Fourteen years of wrestling, and his last high school match was not what he
wanted. Victorious, but disappointing. Fifth is a great accomplishment, but fifth is not the medal he craved.
“State is like my kryptonite,” Martinez said after regaining his composure.
Harnessing the emotions that come with the end of a high school career. “I couldn’t bring it together this week. Really though my high school career. I
always came in with good records but I would come to state and just couldn’t get that edge.”
Dreams of a state title ended on Friday with a 6-0 loss in the semifinals.
Then he saw his shot at a second-straight third-place medal disappear when he dropped his consolation finals match to Roosevelt’s Zach Legino, 8-1, Saturday morning. Legino cruised to the third-place title later.
The fifth-place match was a methodical performance by Martinez, who dominated from the opening whistle.
Head coach John Wisniewski had some simple advice for the 140-pound wrestler he’s coached for his entire high school career.
“Before the fifth place match I told him to just get it done. You don’t want to end your senior year on a loss.” he said.
Wisniewski speaks from experience. It’s a haunting past he’s lived twice.
“It’s one of the worst tastes in your mouth. I told him that I ended my senior year in high school on a loss and I ended my senior year in college on a loss. And to this day, I still remember that. I told him that even though it’s not what you want, just go out there and get it done.”

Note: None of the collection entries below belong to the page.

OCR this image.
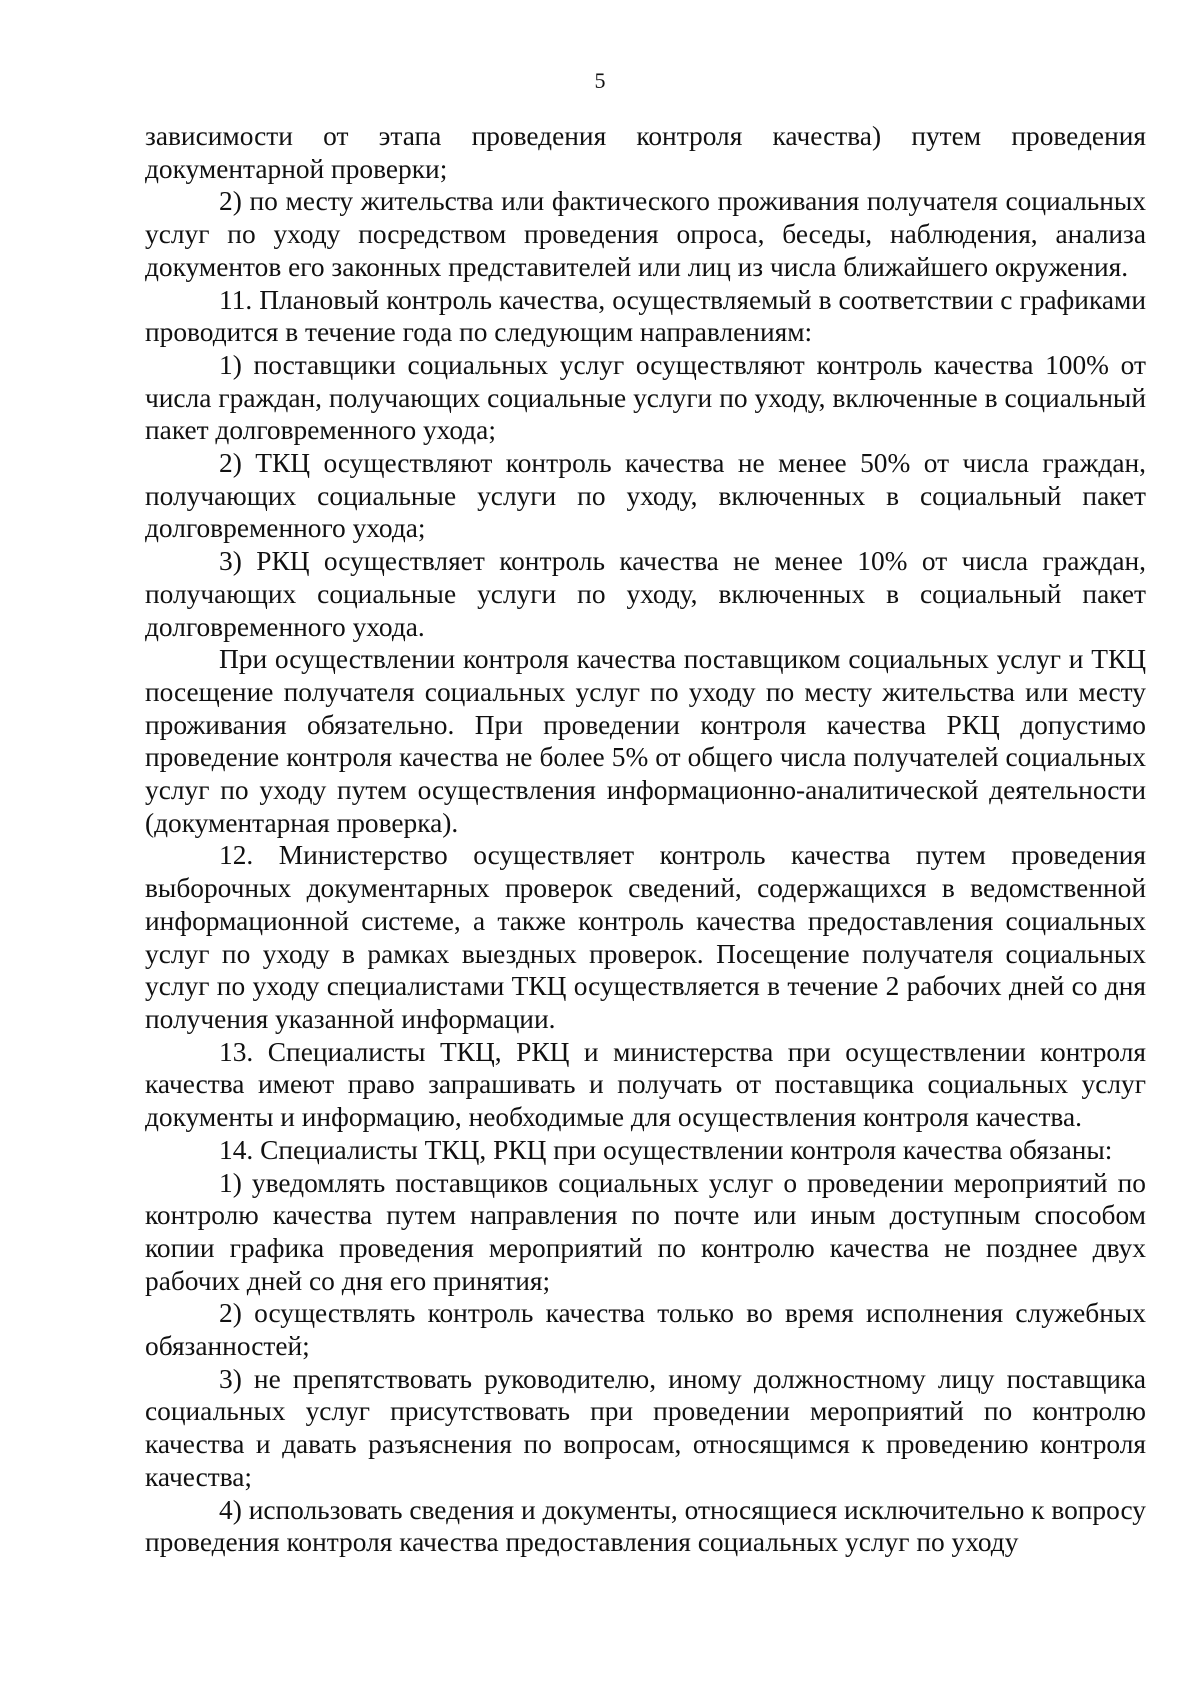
5

зависимости от этапа проведения контроля качества) путем проведения документарной проверки;

2) по месту жительства или фактического проживания получателя социальных услуг по уходу посредством проведения опроса, беседы, наблюдения, анализа документов его законных представителей или лиц из числа ближайшего окружения.

11. Плановый контроль качества, осуществляемый в соответствии с графиками проводится в течение года по следующим направлениям:

1) поставщики социальных услуг осуществляют контроль качества 100% от числа граждан, получающих социальные услуги по уходу, включенные в социальный пакет долговременного ухода;

2) ТКЦ осуществляют контроль качества не менее 50% от числа граждан, получающих социальные услуги по уходу, включенных в социальный пакет долговременного ухода;

3) РКЦ осуществляет контроль качества не менее 10% от числа граждан, получающих социальные услуги по уходу, включенных в социальный пакет долговременного ухода.

При осуществлении контроля качества поставщиком социальных услуг и ТКЦ посещение получателя социальных услуг по уходу по месту жительства или месту проживания обязательно. При проведении контроля качества РКЦ допустимо проведение контроля качества не более 5% от общего числа получателей социальных услуг по уходу путем осуществления информационно-аналитической деятельности (документарная проверка).

12. Министерство осуществляет контроль качества путем проведения выборочных документарных проверок сведений, содержащихся в ведомственной информационной системе, а также контроль качества предоставления социальных услуг по уходу в рамках выездных проверок. Посещение получателя социальных услуг по уходу специалистами ТКЦ осуществляется в течение 2 рабочих дней со дня получения указанной информации.

13. Специалисты ТКЦ, РКЦ и министерства при осуществлении контроля качества имеют право запрашивать и получать от поставщика социальных услуг документы и информацию, необходимые для осуществления контроля качества.

14. Специалисты ТКЦ, РКЦ при осуществлении контроля качества обязаны:

1) уведомлять поставщиков социальных услуг о проведении мероприятий по контролю качества путем направления по почте или иным доступным способом копии графика проведения мероприятий по контролю качества не позднее двух рабочих дней со дня его принятия;

2) осуществлять контроль качества только во время исполнения служебных обязанностей;

3) не препятствовать руководителю, иному должностному лицу поставщика социальных услуг присутствовать при проведении мероприятий по контролю качества и давать разъяснения по вопросам, относящимся к проведению контроля качества;

4) использовать сведения и документы, относящиеся исключительно к вопросу проведения контроля качества предоставления социальных услуг по уходу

Martinez wanted to win his last match of his career and stand on that podium as one of the best 4A wrestlers in Colorado. But he came to Denver for more than fifth.
“It’s tough because you see where you want to be and see where you are,” he said, shifting his eyes downward. “It’s discouraging.”
The disappointment and emotion wasn’t limited to Martinez. Wisniewski was hurting too.
“He’s worked so hard. He loves the sport of wrestling. He’s the type of kid that when he’s in a sport, he gives 100 percent of his heart to the sport
the entire time,” he said. “It’s disappointing yes, but it’s the state tournament and any place on that podium, you have to be proud of.”
Wisniewski said he is a better coach because of Martinez.
“He’s been a blessing to the team and I love him. He’s one of the most talented wrestlers we’ve ever had here,” he added.
For Martinez, his career ends with a victory in his final match. But it wasn’t what he came to Denver for. But that’s state wrestling. Sometimes disappointment is the victor.
Earlier on Saturday, 130-pound Rifle junior Larry Schmueser lost his second match of the 4A tournament and was eliminated from medal contention.
Wisniewski said he is looking forward to Schmueser coming back for his senior year.
“One great thing about Larry Schmueser is that he will walk away from this tournament with a little bit of a sour taste in his mouth. He’s going to come back bigger, stronger next year, he’s just that type of kid,” he said.